Henüz on dokuz ay önce nasıl hatırlamazsınız, medyanın yetmiş TV’si yetmiş gazetesi her gün sabah öğle akşam ODATV’yi haber yapmadı mı? Haberler, açık oturumlar, iftiralar, töhmetler, yalanlar gırla diz boyu gitmedi mi?

İşte bilimsel rapor ortada, ne çabuk unuttunuz?

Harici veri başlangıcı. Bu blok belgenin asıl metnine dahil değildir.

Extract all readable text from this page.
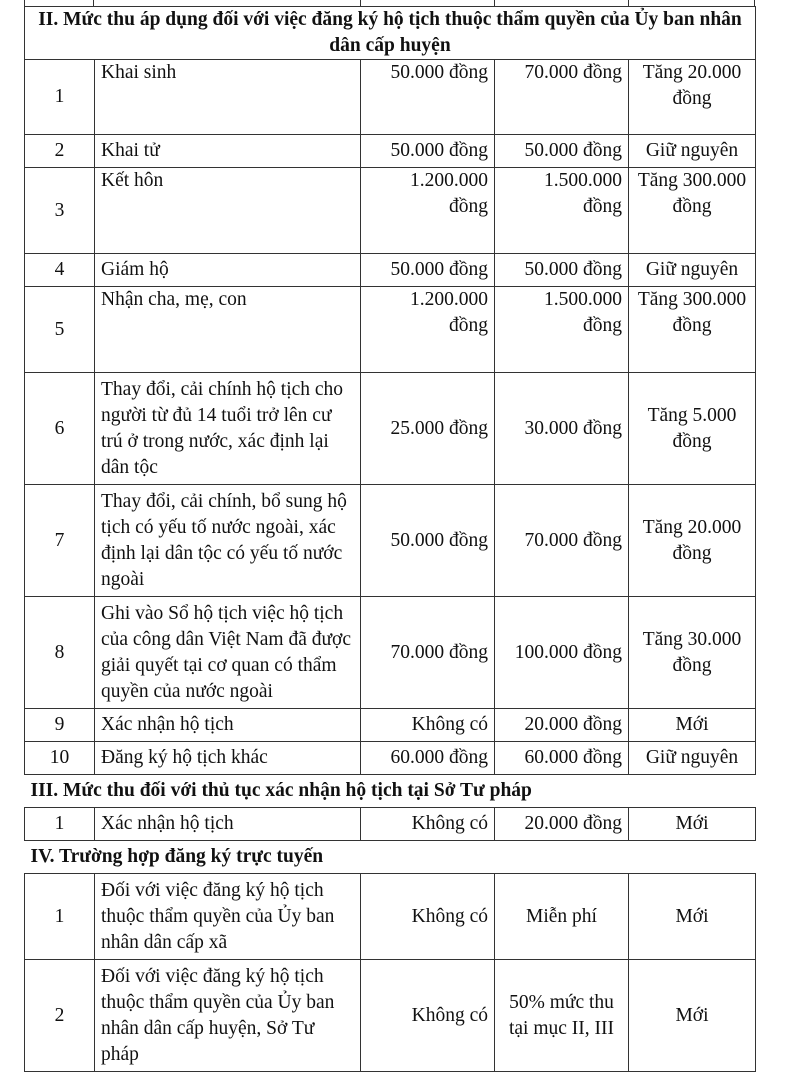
II. Mức thu áp dụng đối với việc đăng ký hộ tịch thuộc thẩm quyền của Ủy ban nhân dân cấp huyện				
1	Khai sinh	50.000 đồng	70.000 đồng	Tăng 20.000 đồng
2	Khai tử	50.000 đồng	50.000 đồng	Giữ nguyên
3	Kết hôn	1.200.000 đồng	1.500.000 đồng	Tăng 300.000 đồng
4	Giám hộ	50.000 đồng	50.000 đồng	Giữ nguyên
5	Nhận cha, mẹ, con	1.200.000 đồng	1.500.000 đồng	Tăng 300.000 đồng
6	Thay đổi, cải chính hộ tịch cho người từ đủ 14 tuổi trở lên cư trú ở trong nước, xác định lại dân tộc	25.000 đồng	30.000 đồng	Tăng 5.000 đồng
7	Thay đổi, cải chính, bổ sung hộ tịch có yếu tố nước ngoài, xác định lại dân tộc có yếu tố nước ngoài	50.000 đồng	70.000 đồng	Tăng 20.000 đồng
8	Ghi vào Sổ hộ tịch việc hộ tịch của công dân Việt Nam đã được giải quyết tại cơ quan có thẩm quyền của nước ngoài	70.000 đồng	100.000 đồng	Tăng 30.000 đồng
9	Xác nhận hộ tịch	Không có	20.000 đồng	Mới
10	Đăng ký hộ tịch khác	60.000 đồng	60.000 đồng	Giữ nguyên
III. Mức thu đối với thủ tục xác nhận hộ tịch tại Sở Tư pháp				
1	Xác nhận hộ tịch	Không có	20.000 đồng	Mới
IV. Trường hợp đăng ký trực tuyến				
1	Đối với việc đăng ký hộ tịch thuộc thẩm quyền của Ủy ban nhân dân cấp xã	Không có	Miễn phí	Mới
2	Đối với việc đăng ký hộ tịch thuộc thẩm quyền của Ủy ban nhân dân cấp huyện, Sở Tư pháp	Không có	50% mức thu tại mục II, III	Mới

On dokuz ay önce olanlar, şimdi takvimlere bakarken bulunmayan kaybolmuş bir zaman olmuş..

Böyledir kardeşler, bazen saate bakarken bulunmaz zaman’lar vardır, yüzleşmek korkusundan hafıza siler..

1830’larda Fransa’da aydınlanmacılar eski zaman eski dönemler bitti diye meydanlarda saat kulelerine ateş etmeye başlamış..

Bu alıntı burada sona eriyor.